Component operation mode after receiving a response from the service TTS Azure Speech.
Possible options:

  • Play (play, 0) - Play the synthesized speech to the subscriber and then delete the file.

  • Generate File (file, 1) - Saves the audio file to a local temporary directory and returns the file path to a variable.

Title: Content Type
Code: contentType
Visibility: no
Default: SSML

The format of data transmitted in the request body (content_type).
Possible options:

  • SSML (ssml, 1) – SSML-markup with text.

Title: Text
Code: text
Visibility: no
Default: — 

SSML markup with text.
In addition to the text, the markup specifies the voice model used.

Example:

<speak version='1.0' xml:lang='en-US'>
  <voice xml:lang='en-US' xml:gender='Male' name='en-US-ChristopherNeural'>
     I'm excited to try text to speech!
  </voice>
</speak>

Title: Caching
Code: useCache
Visibility: no
Default: no

Speech synthesis results caching mode.

Caching is intended to speed up the output of results when the same jobs are frequently accessed by the synthesis service, as well as to reduce the load on the synthesis service.
If synthesis data changes regularly, it is detrimental to cache such operations, as a procedure for periodically clearing them would have to be defined and configured.
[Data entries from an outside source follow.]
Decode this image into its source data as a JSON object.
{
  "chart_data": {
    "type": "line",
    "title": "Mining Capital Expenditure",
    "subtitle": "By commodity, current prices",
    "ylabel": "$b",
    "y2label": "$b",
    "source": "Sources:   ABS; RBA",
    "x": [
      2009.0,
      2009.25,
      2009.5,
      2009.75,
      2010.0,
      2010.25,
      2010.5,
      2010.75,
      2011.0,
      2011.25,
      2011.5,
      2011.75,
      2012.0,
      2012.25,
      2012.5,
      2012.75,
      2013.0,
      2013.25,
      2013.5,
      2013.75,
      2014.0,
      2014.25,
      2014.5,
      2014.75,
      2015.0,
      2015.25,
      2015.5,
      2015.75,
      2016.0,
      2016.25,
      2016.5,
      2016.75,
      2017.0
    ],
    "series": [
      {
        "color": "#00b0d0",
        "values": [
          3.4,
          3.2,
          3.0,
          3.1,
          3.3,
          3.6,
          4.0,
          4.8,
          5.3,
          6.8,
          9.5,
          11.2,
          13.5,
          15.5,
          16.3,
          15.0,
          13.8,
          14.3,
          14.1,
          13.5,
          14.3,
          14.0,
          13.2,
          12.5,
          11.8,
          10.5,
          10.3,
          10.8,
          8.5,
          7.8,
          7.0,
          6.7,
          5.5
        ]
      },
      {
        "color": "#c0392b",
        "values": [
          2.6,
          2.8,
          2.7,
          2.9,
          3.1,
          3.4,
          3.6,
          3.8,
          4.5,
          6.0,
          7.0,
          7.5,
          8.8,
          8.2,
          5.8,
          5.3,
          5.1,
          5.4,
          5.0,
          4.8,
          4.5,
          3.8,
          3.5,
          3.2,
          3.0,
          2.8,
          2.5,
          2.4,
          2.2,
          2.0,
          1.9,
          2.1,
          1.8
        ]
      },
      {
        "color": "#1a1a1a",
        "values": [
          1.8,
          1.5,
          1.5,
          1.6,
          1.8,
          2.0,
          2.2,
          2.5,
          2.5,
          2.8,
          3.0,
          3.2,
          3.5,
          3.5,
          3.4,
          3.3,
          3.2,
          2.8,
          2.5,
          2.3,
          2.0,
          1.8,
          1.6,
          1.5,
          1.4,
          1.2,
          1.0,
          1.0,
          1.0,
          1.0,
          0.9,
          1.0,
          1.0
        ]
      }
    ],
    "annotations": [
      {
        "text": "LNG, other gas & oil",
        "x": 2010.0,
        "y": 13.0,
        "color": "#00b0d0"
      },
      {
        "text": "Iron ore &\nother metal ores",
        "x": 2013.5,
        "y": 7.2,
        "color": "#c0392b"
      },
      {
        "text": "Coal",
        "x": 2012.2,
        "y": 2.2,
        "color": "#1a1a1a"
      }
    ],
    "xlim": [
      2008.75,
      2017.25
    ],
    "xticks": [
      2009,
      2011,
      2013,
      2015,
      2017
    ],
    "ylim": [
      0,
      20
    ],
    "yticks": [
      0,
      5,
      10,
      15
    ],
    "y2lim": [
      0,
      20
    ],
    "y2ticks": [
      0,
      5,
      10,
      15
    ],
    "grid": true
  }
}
The first time the file is generated by the service and saved to the folder if the value is missing ':GlobalShare/domains/DOMAIN/cache/sber_tts/…​'.
In the future, when a file is found in the cache, there are no calls to the TTS Azure Speech service, the file is copied from the cache.

The unique file name hides the mapping of synthesis parameters: text, language, voice.
Files from the cache are not automatically deleted. The procedure for deleting obsolete data must be configured separately. The criterion can be, for example, the time of the last access to the file.

Possible options:

  • Disable (0) - Caching is not used. Each request is sent to the service for synthesis TTS Azure Speech.

  • Enable (1) - Caching is in use.

Title: Break by DTMF
Code: checkDTMF
Visibility: no
Default: `None'

DTMF detector switch. Opens the settings for the character save and operation interrupt modes.

Title: Buffer for DTMF
Code: dtmfBuffer
Visibility: yes
Default: — 

Variable to store received DTMF characters.

Title: Clear buffer DTMF
Code: clearDtmfBuffer
Visibility: yes
Default: `Yes'

Buffer pre-clearance switch DTMF.

Title: Number of characters
Code: maxSymbolCount
Visibility: yes
Default: — 

An argument containing a limit on the number of characters that can be entered.
When the specified number of DTMF characters is received during component execution, playback operation is completed.

Title: Interrupt Symbols
Code: interruptSymbols
Visibility: yes
Default: — 

A string containing sequences of interrupt characters separated by commas.
When a character sequence matching one of the specified interrupt sequences is detected at the end of the DTMF buffer, the playback operation is completed.
For example, *, 7, 123, 9395.

Title: Response timeout, s
Code: responseTimeoutSec
Visibility: no
Default: — 

Timeout to wait for a response from the TTS Azure Speech service after sending it a request.
When the timeout expires, control is passed to the next component on the Time branch.

Title: Response code to variable
Code: varHttpCode
Visibility: no
Default: — 

Variable to store the HTTP response code of the recognition service.

Title: File path to a variable
Code: varFile
Visibility: yes
Default: — 

Variable to save the path to the synthesized speech audio file in the local temporary directory.
Long-term file retention requires the script to further move the file to a stationary storage location.

Title: Transition
Code: transfer
Visibility: no
Default: — 

The component to which control is passed if the operation is successfully completed.

Title: Transition, Time
Code: transferTimeout
Visibility: no
Default: — 

The component to which control is passed when the time to wait for an HTTP response from the service has expired.

Title: Transition, Error
Code: transferError
Visibility: no
Default: — 

The component to which control is passed if an error occurs.